Update, tried to do this a while ago, but it didn't post. Ok, im reading Book of Pook, reading about confidence and how to develope it, etc. Im busy as hell with my business and a hobby! I feel better except their are still times of weakness for me like the last couple of days. I got an email from a friend of mine, asked me if I heard from the ex. I told her no and reminded her of the situation so why would I here from her. My friend said that the ex posted on FB she finally got an RN job. I acted like I didn't care , and said good for her.
Problem is, I still care, I care a lot. I respect her on one hand because she aimed for a goal and obtained it, but thats it. I remember, the reason she said she was ending it was because she needs to take care of her family, meaning her 7 yr old and her soon to be husband! Thats right, I was also told she's going to marry that idiot!!! Looser!!! I guess she's happy with him riding her coat tails financially! I can't figure what got to her, was it the kid and because he's the kids father? Was it the her older sister who hangs with her in clubs and told her she has this commitment and she has to live up to it?
Or was it me? The fact that was getting frustrated and arguing with her over her actions of staying in contact with him while she was with me?!!! Oh well, he won out, I guess. Anyway, she has a high school GED only, no college, and only went to one yr of nursing school thru a community college nursing program. At 25, how much money can she make? Does anyone have an idea?

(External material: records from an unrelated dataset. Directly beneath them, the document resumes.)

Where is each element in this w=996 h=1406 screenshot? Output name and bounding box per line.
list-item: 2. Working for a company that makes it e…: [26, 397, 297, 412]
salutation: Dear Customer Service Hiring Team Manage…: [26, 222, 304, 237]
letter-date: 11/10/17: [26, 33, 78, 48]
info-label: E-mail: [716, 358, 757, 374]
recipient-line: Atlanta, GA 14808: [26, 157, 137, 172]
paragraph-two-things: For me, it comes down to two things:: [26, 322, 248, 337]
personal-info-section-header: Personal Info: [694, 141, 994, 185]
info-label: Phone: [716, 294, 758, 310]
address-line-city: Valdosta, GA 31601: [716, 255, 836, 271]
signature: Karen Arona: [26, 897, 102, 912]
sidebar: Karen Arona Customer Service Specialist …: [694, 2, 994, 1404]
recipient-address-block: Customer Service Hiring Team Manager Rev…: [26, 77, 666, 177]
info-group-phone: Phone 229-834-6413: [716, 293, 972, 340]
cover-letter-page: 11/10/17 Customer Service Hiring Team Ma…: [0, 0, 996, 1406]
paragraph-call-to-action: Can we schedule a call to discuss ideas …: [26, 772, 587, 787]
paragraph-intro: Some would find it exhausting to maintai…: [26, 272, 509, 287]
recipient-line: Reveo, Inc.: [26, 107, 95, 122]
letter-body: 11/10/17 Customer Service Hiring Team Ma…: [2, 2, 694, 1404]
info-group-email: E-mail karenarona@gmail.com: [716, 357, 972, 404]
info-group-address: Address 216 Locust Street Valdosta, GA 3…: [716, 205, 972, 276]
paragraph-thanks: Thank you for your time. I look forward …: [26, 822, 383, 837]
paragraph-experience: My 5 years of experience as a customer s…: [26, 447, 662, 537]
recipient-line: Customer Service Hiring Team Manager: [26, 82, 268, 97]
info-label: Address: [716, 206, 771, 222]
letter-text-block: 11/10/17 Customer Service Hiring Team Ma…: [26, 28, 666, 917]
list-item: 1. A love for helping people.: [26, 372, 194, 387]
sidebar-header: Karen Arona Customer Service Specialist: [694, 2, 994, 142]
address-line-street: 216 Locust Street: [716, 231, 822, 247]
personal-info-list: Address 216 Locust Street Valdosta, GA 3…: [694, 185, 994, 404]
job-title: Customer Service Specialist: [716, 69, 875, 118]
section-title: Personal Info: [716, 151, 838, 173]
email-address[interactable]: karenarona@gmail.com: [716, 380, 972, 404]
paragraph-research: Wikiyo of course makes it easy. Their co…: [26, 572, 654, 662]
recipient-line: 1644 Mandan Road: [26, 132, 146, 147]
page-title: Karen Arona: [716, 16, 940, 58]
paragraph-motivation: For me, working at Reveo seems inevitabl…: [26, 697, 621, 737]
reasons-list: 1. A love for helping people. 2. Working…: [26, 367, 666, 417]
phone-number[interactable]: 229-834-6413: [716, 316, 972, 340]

So, as you all can see I still care, I was doing pretty good until I heard from my friend. Now she is in contact with my ex, you don't think theirs somthing going on as far as communicating this to me? Right? I have been working out at the gym and keeping very busy, reading business books for my business, and confidence articals, book of pook etc. But I still have not been able to shake this B****tch! out of my head! I almost want to unblock her from FB so she can at least see my pics and what shes missing! Well, sorry to all of you for the relapse!!! I have been in NC for about going on a mth in half. Here I am a good lookiing successful dude, and I can't get this F****king 8 out of my head! And not to be mean, but nude, a 6!!! Because of the kid and all. Thks for reading! I just need to keep working on me thats all!